Foreword by Professor Robert Calder
Elephants are nearly universally admired, often loved, and frequently revered as animals with depths of feeling and understanding of which humans are only partially aware. They mourn their dead, sometimes reverently taking the tusks from an abandoned carcass to some distant and hidden elephant graveyard, a place to which those in the wild are known to go when they sense the approach of their own death.
Though employed as work animals and often mistreated by humans, they carry themselves with nobility, and their bearing suggests a dignity not often seen in other animals. And nowhere are elephants more revered and deeply embedded in a nation’s culture than in India, something Karim Ajania knows well as the grandson of Indians who migrated to Africa in the early part of the twentieth century.
In “The Room in the Elephant,” Ajania uses the elephant to unite a number of stories of human attitudes and behaviour, providing a parable of human greed, despair, ambition, hope, love, and redemption through the catalyst of Lakaji the Elephant Elder. A number of different people ─ a cynical criminal, and class-conscious snob, a young boy, and a man facing the end of his own long life ─ are influenced by the unselfish and generous behaviour of Lakaji and the other elephants.
Humans are seen, in the end, to be capable of rebirth and of casting off superficial cares and aspirations, and becoming, not only more generous to others, but more deeply content within themselves.
The “The Room in the Elephant” is a parable, but it also provides some sharp criticism of the behaviour and attitudes of Indians under the Raj, the imposition of English values and beliefs on the massive Indian continent. With more than a little humor, Ajania describes the typical English club in India, its stiff and formal customs and the toadying of the Indians as they make the futile attempt to be English. Nowhere in the tale is the chasm between the hard, unyielding, antiseptic English culture and the natural, indigenous life of India made more clear than in the metaphor of the tea cups. On the one hand, there is the imported white English bone china, out of which the English ruling class and its Indian imitators drink their tea; on the other is the brown clay cup out of which the natives drink their chai, the spiced Asian tea.

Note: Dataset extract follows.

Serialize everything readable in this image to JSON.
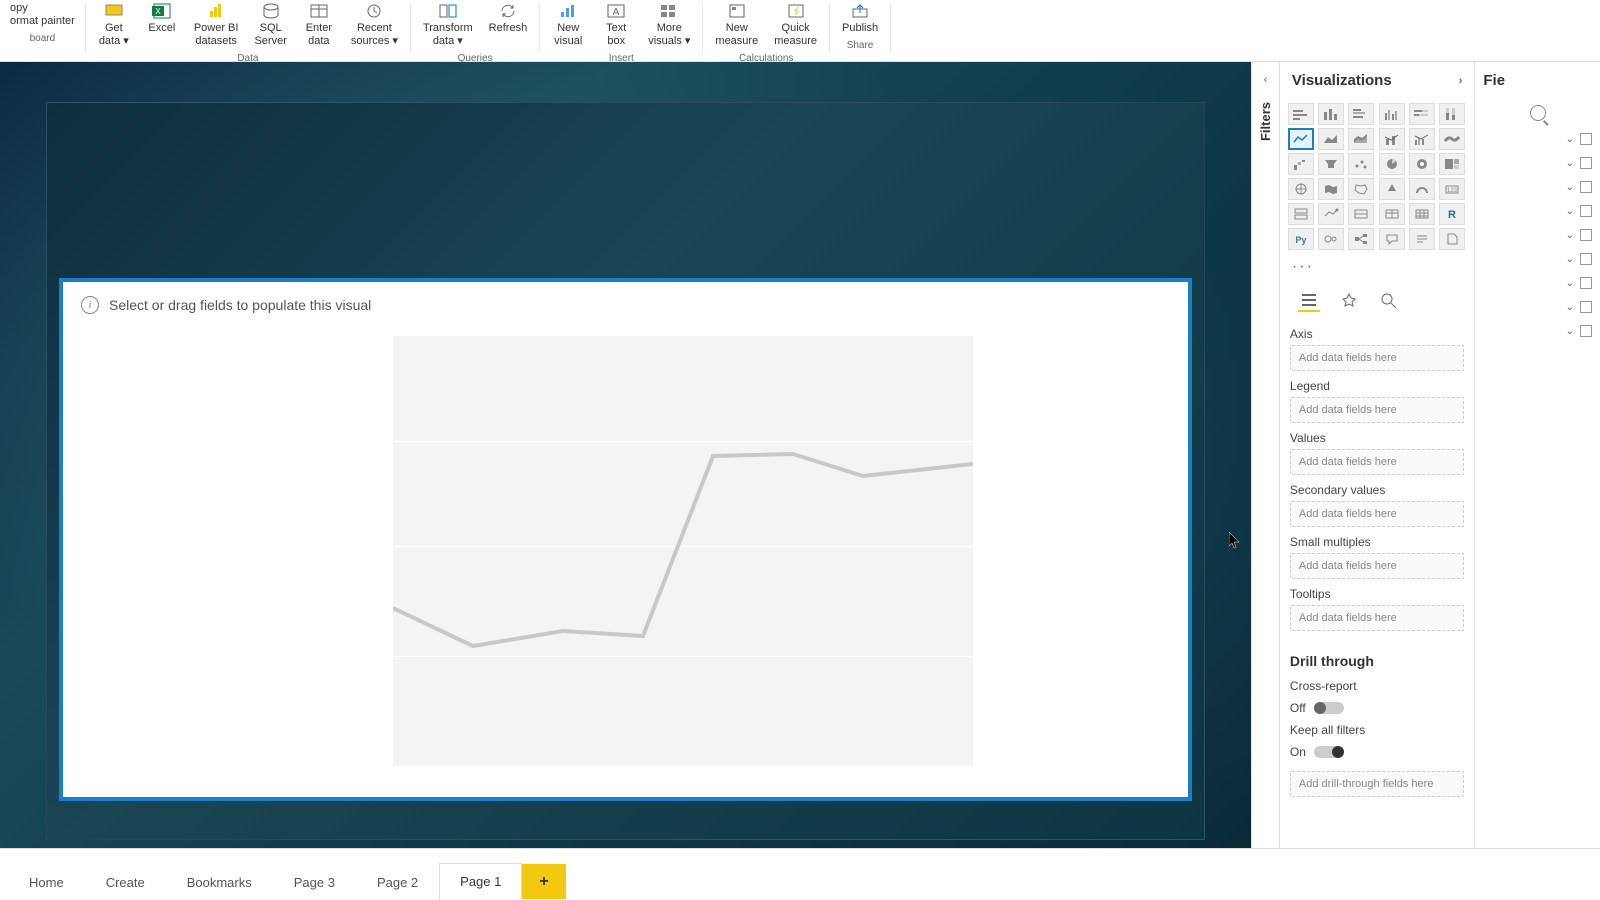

Made from earth and baked in a kiln for a single usage, the drained chai cup is thrown onto the ground, where it soon melts back into the earth, leaving little trace but regenerating the soil for future use.
As with clay cups, so too with elephants, at the ends of their lives melting into the forests and into their graveyards but, in this story at least, not before bequeathing their ivory tusks to save a village. It is a pattern, Ajania seems to suggest, that the wise human being should follow in his or her own life.